Abstract

Although many K–12 teachers were reluctant to integrate mobile devices into their instruction (also known as mobile learning) before the COVID-19 pandemic, the shift to emergency remote or hybrid learning disrupted business-as-usual educational practice. The present mixed methods study investigated 16 K–12 teachers’ perspectives about mobile learning and how COVID-19 influenced those perspectives in an online educational technology course held in the early months of the shift to remote or hybrid instruction in 2020. Data included participant responses to background questionnaires, mobile-learning readiness and technology adoption surveys as well as course artifacts such as discussion board posts.
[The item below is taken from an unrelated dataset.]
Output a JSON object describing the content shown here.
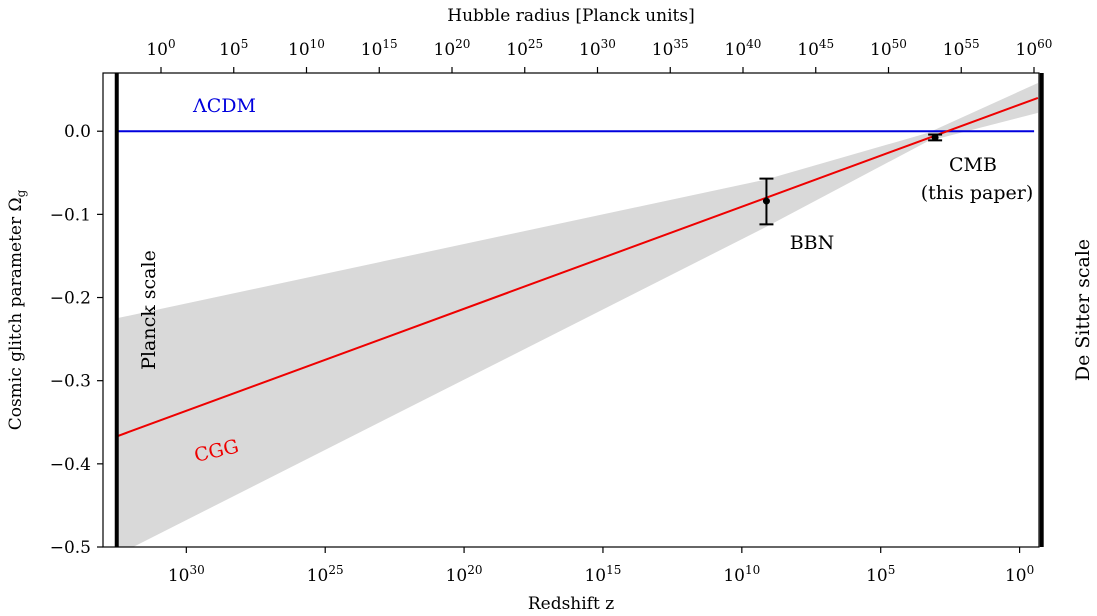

Findings included that the teachers considered mobile devices to bring new opportunities for learning, able to improve twenty-first century skills, enhance learning in more flexible ways, with an aim to improve student-to-student communication. Participants’ personal COVID teaching required many to use mobile devices for teaching and learning for the first time or in new ways. Their COVID-19 teaching experiences disrupted teacher participants’ mobile learning perspectives. Teachers observed students’ social and academic needs being met flexibly, newly recognizing mobile learning as critical and potentially transformational; the pandemic “changed everything.” Teachers, such as the participants of this study who have some training in mobile learning, are increasingly ready to be the change.